In my podcast episode with Krystal, a licensed therapist, she shares that for days she thought the care team was telling her that her son had pneumonia, but in reality he had a pneumothorax. One is a common illness that we hear about often, the other is not. So when her son actually came down with pneumonia, she asked the team, “isn’t that what we’ve been treating?”
Child Life Specialists know that medical terminology, and language in general, is so important when talking with children and families. The idea of a magnet taking a picture of the inside of the body seems absurd to the general public, so taking the time to describe what Magnetic Resonance Imaging is and how it works can help promote a successful outcome for the patient and family. Hearing that your child is “stable” when your world feels anything but stable can bring a disconnect to your experience. Defining what stable means, medically, however, can help eliminate some of the disconnect families feel.
Here are some ways to stay ahead of the language issue in healthcare as clinicians:
- Slow down. Speaking fast can lead to misunderstandings leaving families feeling more confused.
- Write down the big and small words. Every hospital room has a white board, and in the rare case it doesn’t, encourage the patient to use their phone to write down words.

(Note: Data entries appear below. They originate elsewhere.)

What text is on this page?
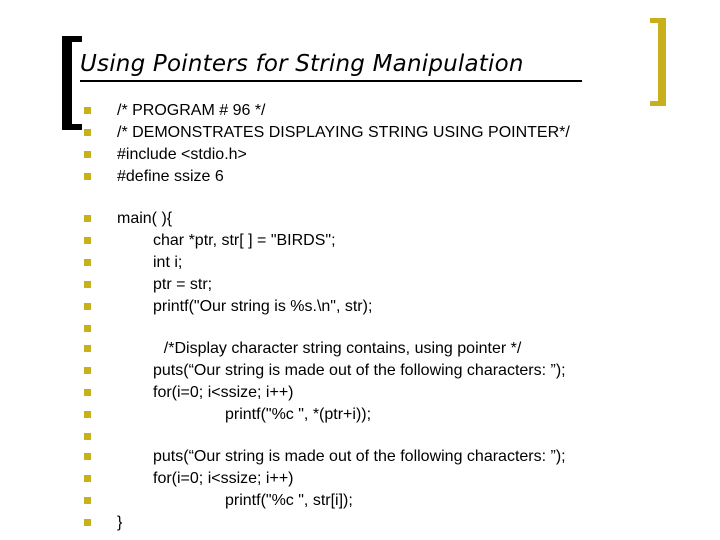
Using Pointers for String Manipulation
/* PROGRAM # 96 */
/* DEMONSTRATES DISPLAYING STRING USING POINTER*/
#include <stdio.h>
#define ssize 6
main( ){
char *ptr, str[ ] = "BIRDS";
int i;
ptr = str;
printf("Our string is %s.\n", str);
/*Display character string contains, using pointer */
puts(“Our string is made out of the following characters: ”);
for(i=0; i<ssize; i++)
printf("%c ", *(ptr+i));
puts(“Our string is made out of the following characters: ”);
for(i=0; i<ssize; i++)
printf("%c ", str[i]);
}
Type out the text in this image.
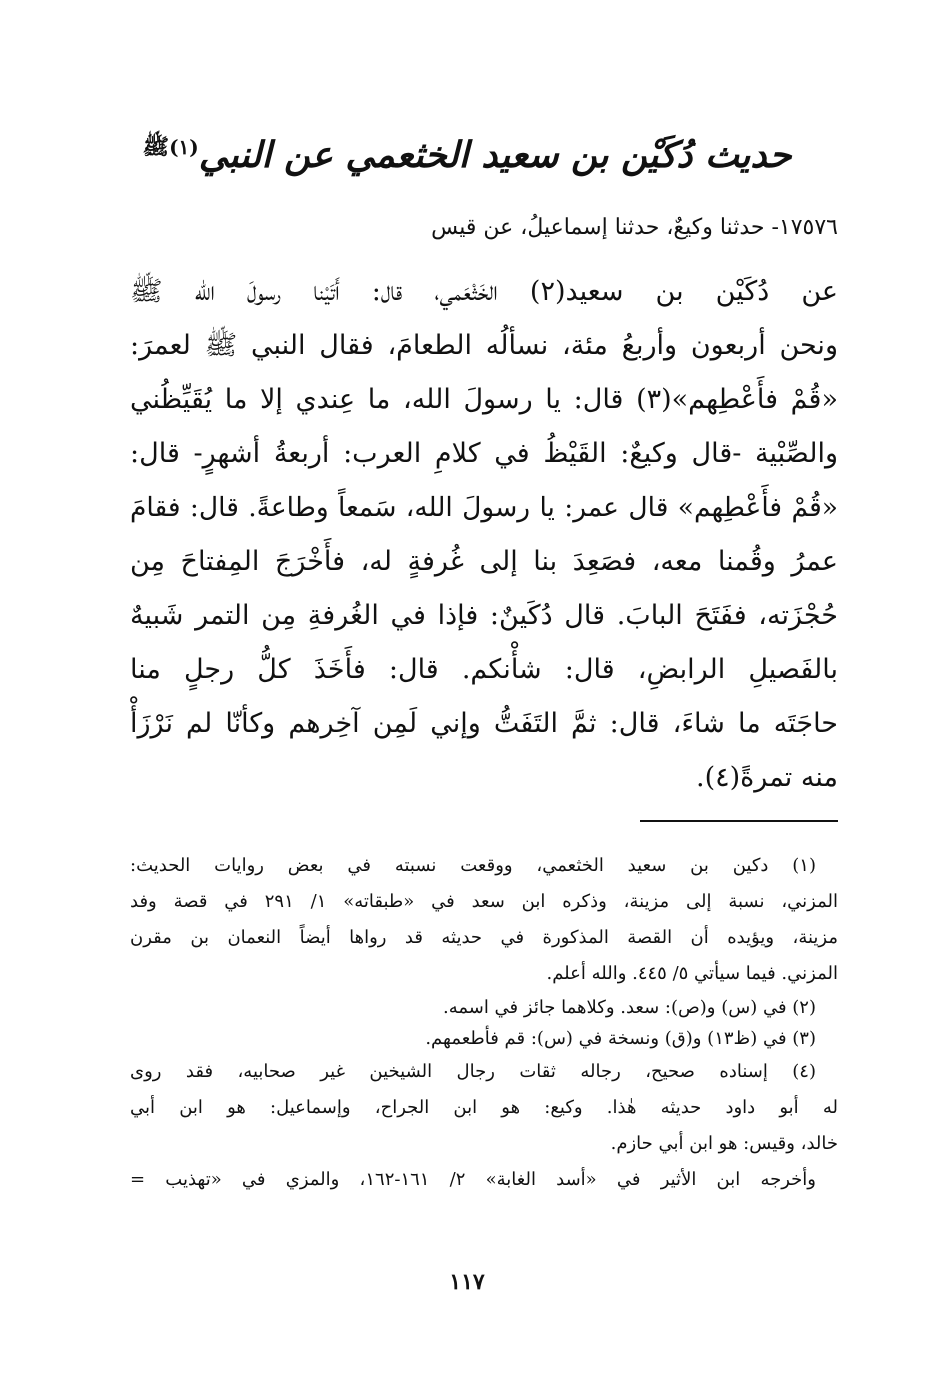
حديث دُكَيْن بن سعيد الخثعمي عن النبي$^{(١)ﷺ}$
١٧٥٧٦- حدثنا وكيعٌ، حدثنا إسماعيلُ، عن قيس
عن دُكَيْن بن سعيد(٢) الخَثْعَمي، قال: أَتَيْنا رسولَ الله ﷺ
ونحن أربعون وأربعُ مئة، نسألُه الطعامَ، فقال النبي ﷺ لعمرَ:
«قُمْ فأَعْطِهم»(٣) قال: يا رسولَ الله، ما عِندي إلا ما يُقَيِّظُني
والصِّبْية -قال وكيعٌ: القَيْظُ في كلامِ العرب: أربعةُ أشهرٍ- قال:
«قُمْ فأَعْطِهم» قال عمر: يا رسولَ الله، سَمعاً وطاعةً. قال: فقامَ
عمرُ وقُمنا معه، فصَعِدَ بنا إلى غُرفةٍ له، فأَخْرَجَ المِفتاحَ مِن
حُجْزَته، ففَتَحَ البابَ. قال دُكَينٌ: فإذا في الغُرفةِ مِن التمر شَبيهٌ
بالفَصيلِ الرابضِ، قال: شأْنكم. قال: فأَخَذَ كلُّ رجلٍ منا
حاجَتَه ما شاءَ، قال: ثمَّ التَفَتُّ وإني لَمِن آخِرهم وكأنّا لم نَرْزَأْ
منه تمرةً(٤).
(١) دكين بن سعيد الخثعمي، ووقعت نسبته في بعض روايات الحديث:
المزني، نسبة إلى مزينة، وذكره ابن سعد في «طبقاته» ١/ ٢٩١ في قصة وفد
مزينة، ويؤيده أن القصة المذكورة في حديثه قد رواها أيضاً النعمان بن مقرن
المزني. فيما سيأتي ٥/ ٤٤٥. والله أعلم.
(٢) في (س) و(ص): سعد. وكلاهما جائز في اسمه.
(٣) في (ظ١٣) و(ق) ونسخة في (س): قم فأطعمهم.
(٤) إسناده صحيح، رجاله ثقات رجال الشيخين غير صحابيه، فقد روى
له أبو داود حديثه هٰذا. وكيع: هو ابن الجراح، وإسماعيل: هو ابن أبي
خالد، وقيس: هو ابن أبي حازم.
وأخرجه ابن الأثير في «أسد الغابة» ٢/ ١٦١-١٦٢، والمزي في «تهذيب =
١١٧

- Explain things to families in simple terms, over and over again. In the hospital, families feel exhausted, worried and overwhelmed. Sometimes they need to hear things a few times before it clicks.
- Ask the family to “teach back” and share with you what they have absorbed.
Because child life specialists look out for these misconceptions in every interaction, they are vital to making sure families make informed decisions during their child’s care.